Hampson’s parent company, Providence, R.I.-based Citizens Financial Group Inc. (NYSE: CFG) has grown its footprint through three recent acquisitions. Last November it bought Clarfeld Financial Advisors LLC, a wealth-management firm in Tarrytown, N.Y.; last May, it bought Franklin American Mortgage of Franklin, Tenn; and in May 2017, it bought the Cleveland M&A advisory firm Western Reserve Partners.

Also on Monday, Chemical reported net income of $73 million for its fourth quarter, which ended Dec. 31. That was up from $9.4 million in the same quarter a year earlier. For the full year, the bank’s net income rose to $284 million from $149.5 million in 2017.

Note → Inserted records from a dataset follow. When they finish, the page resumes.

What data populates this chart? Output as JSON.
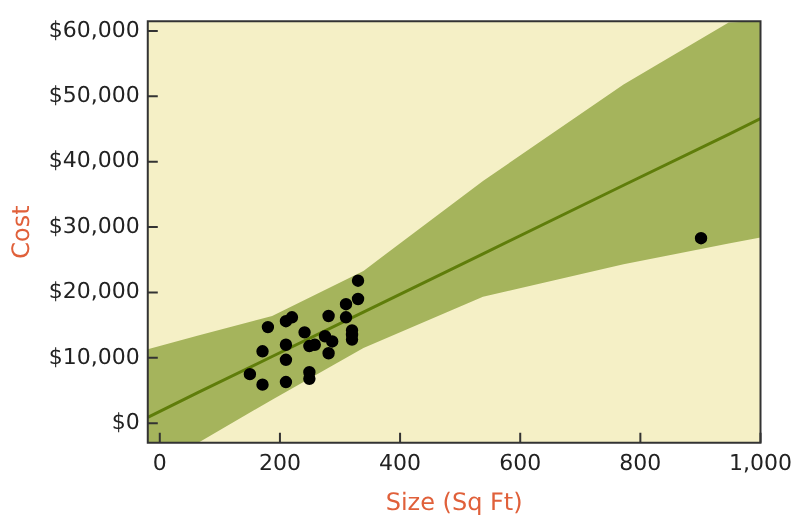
{
  "chart_data": {
    "type": "scatter",
    "xlabel": "Size (Sq Ft)",
    "ylabel": "Cost",
    "xlim": [
      -20,
      1000
    ],
    "xticks": [
      0,
      200,
      400,
      600,
      800,
      {
        "value": 1000,
        "label": "1,000"
      }
    ],
    "ylim": [
      -3000,
      61500
    ],
    "yticks": [
      {
        "value": 0,
        "label": "$0"
      },
      {
        "value": 10000,
        "label": "$10,000"
      },
      {
        "value": 20000,
        "label": "$20,000"
      },
      {
        "value": 30000,
        "label": "$30,000"
      },
      {
        "value": 40000,
        "label": "$40,000"
      },
      {
        "value": 50000,
        "label": "$50,000"
      },
      {
        "value": 60000,
        "label": "$60,000"
      }
    ],
    "grid": false,
    "legend": false,
    "marker": "circle",
    "series": [
      {
        "type": "line",
        "color": "#5f7d0a",
        "marker": "none",
        "x": [
          -20,
          64,
          187,
          339,
          538,
          772,
          947,
          1000
        ],
        "values": [
          900,
          4700,
          10200,
          17000,
          25900,
          36400,
          44200,
          46600
        ],
        "lower": [
          -3000,
          -3000,
          3600,
          11500,
          19350,
          24300,
          27500,
          28400
        ],
        "upper": [
          11300,
          13400,
          16400,
          23300,
          37050,
          51800,
          61300,
          61500
        ]
      },
      {
        "type": "scatter",
        "color": "#000000",
        "x": [
          330,
          330,
          310,
          281,
          310,
          220,
          210,
          180,
          241,
          320,
          320,
          320,
          275,
          287,
          258,
          249,
          210,
          171,
          281,
          210,
          150,
          249,
          249,
          171,
          210,
          901
        ],
        "values": [
          21800,
          19000,
          18200,
          16400,
          16200,
          16200,
          15600,
          14700,
          13900,
          14200,
          13500,
          12800,
          13300,
          12500,
          12000,
          11800,
          12000,
          11000,
          10700,
          9700,
          7500,
          7800,
          6800,
          5900,
          6300,
          28300
        ]
      }
    ]
  }
}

Shares of Chemical Financial (Nasdaq: CHFC) rose $2.28, or 5.3 percent, to $44.75 in afternoon trading. TCF’s stock jumped $1.13, or 5.2 percent, $22.71. Chemical’s shares are down about 25 percent from their 52-week high of $59.60, hit early last year.

Editor’s note: This article has been updated to clarify that TCF Financial Corp. and Chemical Financial Corp. may need more office space within a planned 20-story downtown Detroit headquarters than Chemical Bank originally intended before the merger announcement.

– Crain’s special correspondent Tom Henderson contributed to this report.